Dry goods丨Performance comparison test of DolphinDB and Elasticserach on financial data sets

Elasticsearch is a very popular log retrieval and analysis tool, especially in terms of real-time, scalability, ease of use, and full-text retrieval. There is an article on Zhihu , Golion: Dimensionality Reduction! Use ElasticSearch as a time series database , and achieved very good results. Many Zhihu users can't help but ask whether Elasticsearch can be used for the storage and analysis of massive financial data?
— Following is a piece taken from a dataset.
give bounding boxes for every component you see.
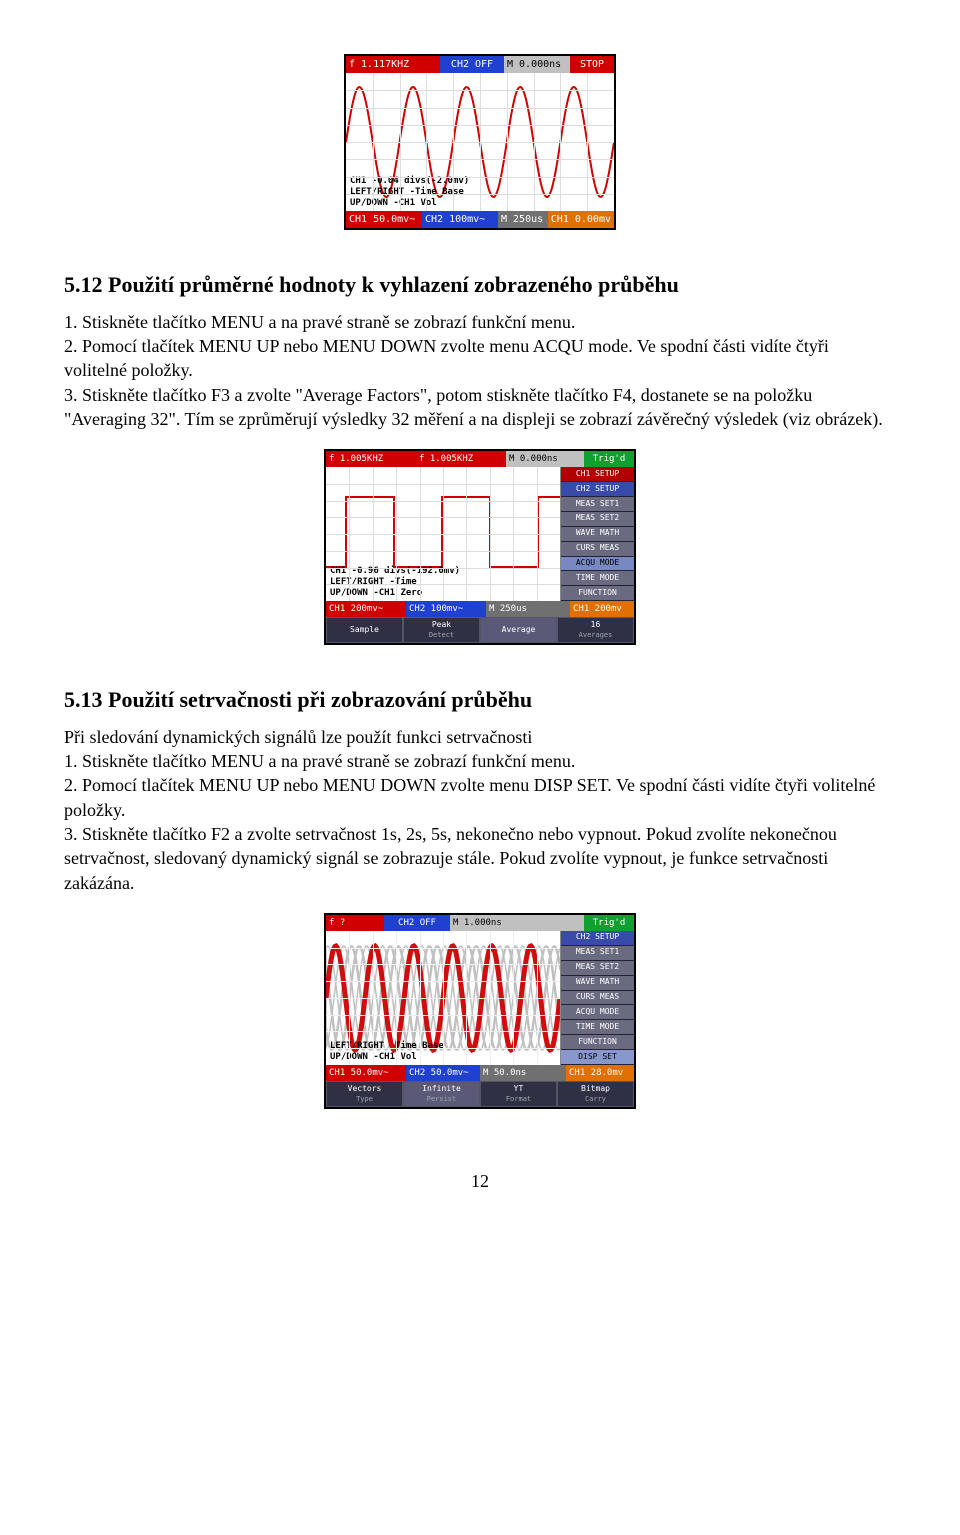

For this reason, we conducted comprehensive comparative tests on financial data sets of different scales between DolphinDB and Elasticsearch. The content of the test includes I/O, disk space occupation, memory consumption, database query (filter query and group statistics) 4 major items. The test results are no surprises. DolphinDB, a time-series database that is very eye-catching in the field of financial data processing, beats Elasticsearch.

Group statistics (aggregate calculation), DolphinDB outperforms Elasticsearch by about 10 times, and the advantages become more obvious as the data set increases. In particular, when the test case involves the time type field, the performance of DolphinDB is particularly prominent.
Simple filter query, the performance of DolphinDB is 100 times that of Elasticsearch .
In terms of data import, Elasticsearch takes 25 to 75 times that of DolphinDB , and it tends to become larger as the data set increases.
In terms of disk space occupation, DolphinDB has achieved compression of the original data, while Elasticsearch occupies more space on the disk than the original data in order to maintain document index and other information (excluding temporary data). The overall gap is about 10 times.

1. System Introduction

1.1 Introduction to DolphinDB

DolphinDB is an analytical distributed time series database, using columnar storage, built-in streaming data processing engine, parallel computing and distributed computing engine, and provides a distributed file system to support cluster expansion. DolphinDB is written in C++, and the response speed is extremely fast. Provide SQL and Python-like scripting languages to manipulate data. Provide APIs in other commonly used programming languages to facilitate integration with existing applications. It performs well in scenarios such as historical data analysis and modeling and real-time streaming data processing in the financial field, and massive sensor data processing and real-time analysis in the Internet of Things field.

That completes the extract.